PS : J'aime bien les répétitions très proches (autrement dit / donc / là-bas), tu n'en abuses pas donc ça porte à sourire.
Hâte de voir le trio se former ;)
La note de début chapitre était pour rebondir sur la précédente, mais pareille, si elle gêne la compréhension, je peux aussi la modifier.
- cette vie qu'on semblait lui promettre. : lui promettre ? ça sonne un peu trop positif pour moi, peut-être plus quelque chose comme "lui réserver", et peut-être même "sort" à la place de vie. Ou un adjectif à "vie" → corrigé en « cette vie qu'on semblait lui réserver, merci !
- "Respecte les adultes." : Je trouve que le mot "adulte" → et on saura jamais ce qu'il y a de problématique à « adulte »xD
- "c'est que ça risque de tourner mal" : je crois qu'il faut conjuguer "risque" au passé pour la concordance des temps, ça ferait "risquait" , en ajoutant peut-être "risquait toujours" si tu veux en faire une espèce de vérité générale → pas faux, pas faux... par contre, « toujours » serait redondant avec la suite, donc pas rajouté.

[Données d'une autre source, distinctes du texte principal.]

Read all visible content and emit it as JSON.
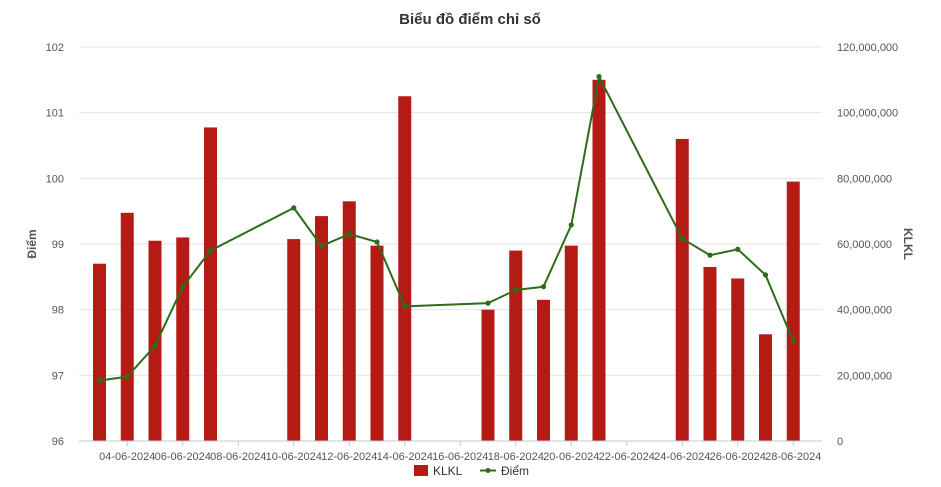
{
  "chart_data": {
    "type": "bar+line",
    "title": "Biểu đồ điểm chỉ số",
    "ylabel_left": "Điểm",
    "ylabel_right": "KLKL",
    "ylim_left": [
      96,
      102
    ],
    "yticks_left": [
      "96",
      "97",
      "98",
      "99",
      "100",
      "101",
      "102"
    ],
    "ylim_right": [
      0,
      120000000
    ],
    "yticks_right": [
      "0",
      "20,000,000",
      "40,000,000",
      "60,000,000",
      "80,000,000",
      "100,000,000",
      "120,000,000"
    ],
    "xlim": [
      "2024-06-03",
      "2024-06-28"
    ],
    "x_tick_labels": [
      "04-06-2024",
      "06-06-2024",
      "08-06-2024",
      "10-06-2024",
      "12-06-2024",
      "14-06-2024",
      "16-06-2024",
      "18-06-2024",
      "20-06-2024",
      "22-06-2024",
      "24-06-2024",
      "26-06-2024",
      "28-06-2024"
    ],
    "x_tick_dates": [
      "2024-06-04",
      "2024-06-06",
      "2024-06-08",
      "2024-06-10",
      "2024-06-12",
      "2024-06-14",
      "2024-06-16",
      "2024-06-18",
      "2024-06-20",
      "2024-06-22",
      "2024-06-24",
      "2024-06-26",
      "2024-06-28"
    ],
    "dates": [
      "2024-06-03",
      "2024-06-04",
      "2024-06-05",
      "2024-06-06",
      "2024-06-07",
      "2024-06-10",
      "2024-06-11",
      "2024-06-12",
      "2024-06-13",
      "2024-06-14",
      "2024-06-17",
      "2024-06-18",
      "2024-06-19",
      "2024-06-20",
      "2024-06-21",
      "2024-06-24",
      "2024-06-25",
      "2024-06-26",
      "2024-06-27",
      "2024-06-28"
    ],
    "series": [
      {
        "name": "KLKL",
        "type": "bar",
        "axis": "right",
        "color": "#b31b14",
        "values": [
          54000000,
          69500000,
          61000000,
          62000000,
          95500000,
          61500000,
          68500000,
          73000000,
          59500000,
          105000000,
          40000000,
          58000000,
          43000000,
          59500000,
          110000000,
          92000000,
          53000000,
          49500000,
          32500000,
          79000000
        ]
      },
      {
        "name": "Điểm",
        "type": "line",
        "axis": "left",
        "color": "#2e6b1a",
        "values": [
          96.92,
          96.98,
          97.45,
          98.35,
          98.9,
          99.55,
          98.97,
          99.15,
          99.03,
          98.05,
          98.1,
          98.3,
          98.35,
          99.29,
          101.55,
          99.08,
          98.83,
          98.92,
          98.53,
          97.52
        ]
      }
    ],
    "legend_position": "bottom-center",
    "grid": true
  }
}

- Pourquoi est-ce qu'on n'apprenait pas aux garçons à survivre ? : Pourquoi cette réduction aux garçons? Est-ce qu'il n'y a que des garçons dans son orphelinat d'origine ? Et quand bien même, sauf si la société de l'histoire réserve un sort bien différent aux filles et garçons, "enfants" seraient peut-être mieux puisque tu as l'air de penser à "de manière générale". Dans le cas contraire, ajouter "aux garçons de l'orphelinat" → Remplacé par « les orphelins », pour ne pas alourdir la formulation.Il faudrait en fait un poil plus d'explication, mais ça alourdirait le texte et ce n'est pas vraiment ce que je veux faire ici... donc tant pis, on en parlera plus en détails plus tard.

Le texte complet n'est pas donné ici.